Sunscreens absorb or reflect ultraviolet radiation before it reaches the skin. However, many sunscreens offer better protection against UVB (short wavelength UV radiation) than UVA (longer wavelength). Because vitiliginous skin is extremely vulnerable to sunburn, there are numerous of sunscreens seen on the National Health Service, however, many people who have vitiligo cover up have no idea this. These kinds of products happen in appendix 7 of your British National Formulary (borderline substances) which is within the patient’s interest to be informed that sunscreens should be used and can be acquired on prescription.

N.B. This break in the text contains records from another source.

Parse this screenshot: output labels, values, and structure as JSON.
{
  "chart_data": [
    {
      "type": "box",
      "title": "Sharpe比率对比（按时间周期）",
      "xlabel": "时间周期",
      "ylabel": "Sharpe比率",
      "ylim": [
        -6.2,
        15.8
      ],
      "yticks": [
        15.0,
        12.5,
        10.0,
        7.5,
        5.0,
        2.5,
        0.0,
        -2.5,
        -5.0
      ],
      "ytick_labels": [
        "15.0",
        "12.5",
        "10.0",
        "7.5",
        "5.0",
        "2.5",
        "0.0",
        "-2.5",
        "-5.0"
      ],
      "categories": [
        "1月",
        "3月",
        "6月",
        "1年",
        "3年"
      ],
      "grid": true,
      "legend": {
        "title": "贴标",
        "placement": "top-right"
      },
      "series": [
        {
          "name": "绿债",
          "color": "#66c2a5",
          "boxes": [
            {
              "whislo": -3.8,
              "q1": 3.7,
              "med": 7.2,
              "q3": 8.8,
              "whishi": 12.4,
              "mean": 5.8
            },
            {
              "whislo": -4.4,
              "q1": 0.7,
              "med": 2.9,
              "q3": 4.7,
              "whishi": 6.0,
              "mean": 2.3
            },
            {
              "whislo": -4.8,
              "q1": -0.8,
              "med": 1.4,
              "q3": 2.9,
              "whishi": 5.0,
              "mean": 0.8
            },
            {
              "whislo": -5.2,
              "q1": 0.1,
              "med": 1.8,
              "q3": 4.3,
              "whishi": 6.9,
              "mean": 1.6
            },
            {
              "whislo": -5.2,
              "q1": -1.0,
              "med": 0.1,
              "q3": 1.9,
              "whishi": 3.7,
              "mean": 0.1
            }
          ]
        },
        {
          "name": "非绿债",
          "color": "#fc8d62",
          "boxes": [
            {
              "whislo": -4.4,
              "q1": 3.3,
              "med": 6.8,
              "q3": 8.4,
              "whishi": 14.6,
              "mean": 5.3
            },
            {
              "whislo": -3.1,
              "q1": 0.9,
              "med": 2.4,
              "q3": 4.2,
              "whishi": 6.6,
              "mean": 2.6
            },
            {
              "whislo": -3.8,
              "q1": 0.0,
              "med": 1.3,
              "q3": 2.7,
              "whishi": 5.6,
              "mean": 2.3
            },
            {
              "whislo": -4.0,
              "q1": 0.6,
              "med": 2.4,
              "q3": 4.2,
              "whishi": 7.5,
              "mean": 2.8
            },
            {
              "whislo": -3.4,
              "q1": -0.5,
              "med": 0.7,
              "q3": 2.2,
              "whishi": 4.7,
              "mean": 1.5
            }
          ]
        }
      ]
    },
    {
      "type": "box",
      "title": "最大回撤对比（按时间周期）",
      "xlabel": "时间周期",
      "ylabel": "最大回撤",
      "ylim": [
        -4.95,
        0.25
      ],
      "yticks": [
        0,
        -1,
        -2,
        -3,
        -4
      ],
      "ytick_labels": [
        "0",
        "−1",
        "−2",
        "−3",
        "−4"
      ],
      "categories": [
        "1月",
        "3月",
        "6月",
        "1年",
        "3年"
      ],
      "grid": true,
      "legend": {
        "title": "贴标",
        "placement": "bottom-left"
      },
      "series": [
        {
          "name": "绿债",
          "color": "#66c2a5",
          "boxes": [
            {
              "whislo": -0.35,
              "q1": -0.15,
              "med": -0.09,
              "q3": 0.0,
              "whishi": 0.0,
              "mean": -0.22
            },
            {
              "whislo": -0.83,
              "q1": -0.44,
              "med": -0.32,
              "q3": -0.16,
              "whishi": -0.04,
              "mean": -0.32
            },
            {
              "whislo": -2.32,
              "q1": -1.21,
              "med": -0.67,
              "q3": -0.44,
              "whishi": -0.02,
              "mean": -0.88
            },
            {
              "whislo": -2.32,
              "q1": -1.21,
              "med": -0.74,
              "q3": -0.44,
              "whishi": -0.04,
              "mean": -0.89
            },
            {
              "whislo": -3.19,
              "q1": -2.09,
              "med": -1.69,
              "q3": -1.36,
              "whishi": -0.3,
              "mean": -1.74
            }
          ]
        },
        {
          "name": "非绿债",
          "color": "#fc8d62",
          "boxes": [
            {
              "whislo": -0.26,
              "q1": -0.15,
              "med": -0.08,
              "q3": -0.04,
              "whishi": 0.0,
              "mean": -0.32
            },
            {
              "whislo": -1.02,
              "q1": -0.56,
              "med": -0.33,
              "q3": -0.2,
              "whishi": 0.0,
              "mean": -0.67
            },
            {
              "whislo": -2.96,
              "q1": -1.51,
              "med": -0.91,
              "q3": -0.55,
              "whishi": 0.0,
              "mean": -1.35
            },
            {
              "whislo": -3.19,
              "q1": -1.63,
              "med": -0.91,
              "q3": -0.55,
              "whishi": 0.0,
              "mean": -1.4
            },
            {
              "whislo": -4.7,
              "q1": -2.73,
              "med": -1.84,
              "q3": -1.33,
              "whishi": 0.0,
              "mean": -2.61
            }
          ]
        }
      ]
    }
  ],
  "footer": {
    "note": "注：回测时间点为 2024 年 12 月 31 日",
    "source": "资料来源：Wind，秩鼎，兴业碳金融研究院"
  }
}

In case a sunscreen is prescribed, it can be important to make sure that the individual is told how, and how often, to make use of it. Sunscreens should be applied liberally and even for good protection, they ought to be reapplied approximately every hour when the person is outside over a sunny day. However, this is usually a problem in case the wearer also uses skin camouflage products.
It is additionally helpful to make sure that the patient is content with the sunscreen selected from the general practitioner – no sunscreen is useful to your patient when it is not used. For children of school age, roll-on sunscreens are particularly useful because they are often self-applied with little spillage or embarrassment. Indeed, they may be considered a “cool” item to get in one’s school bag. Many GPs and patients is definitely not conscious that tinted sunscreens are also viti1igo on prescription. These will offer both colour and sun protection for that depigmented patches and they are particularly great for children, or for everyone who would like to disguise the patches but would not feel relaxed using skin camouflage.
Should an individual with vitiligo request assistance in choosing from the huge selection of non-prescribable sunscreens available, they will be advised to utilize one containing both UVA and UVB protection. When it comes to everyone with vitiligo, whatever their ethnic origin, their vitiliginous skin must be treated as type 1 skin (always burns, never tans), which happens to be typical of individuals with fair skin, light eyes and freckles. They therefore demand a sun protection factor of 25 or over. Considerations when recommending products include ease of application, staying power, absorption and stickiness.
Should an individual report that he / she always burns, whichever sunscreen is utilized, the pharmacist should find out how this product will be applied. It is also important to find out if the patient has taken drugs for virtually any other condition so that you can eliminate any drug-induced photosensitivity. Enquiries about any “health” products being taken are also useful because several herbs might cause photosensitivity. For example, lots of people tend not to realise that for people who have vitiligo, herbal products for example St John’s wort can do more harm than good.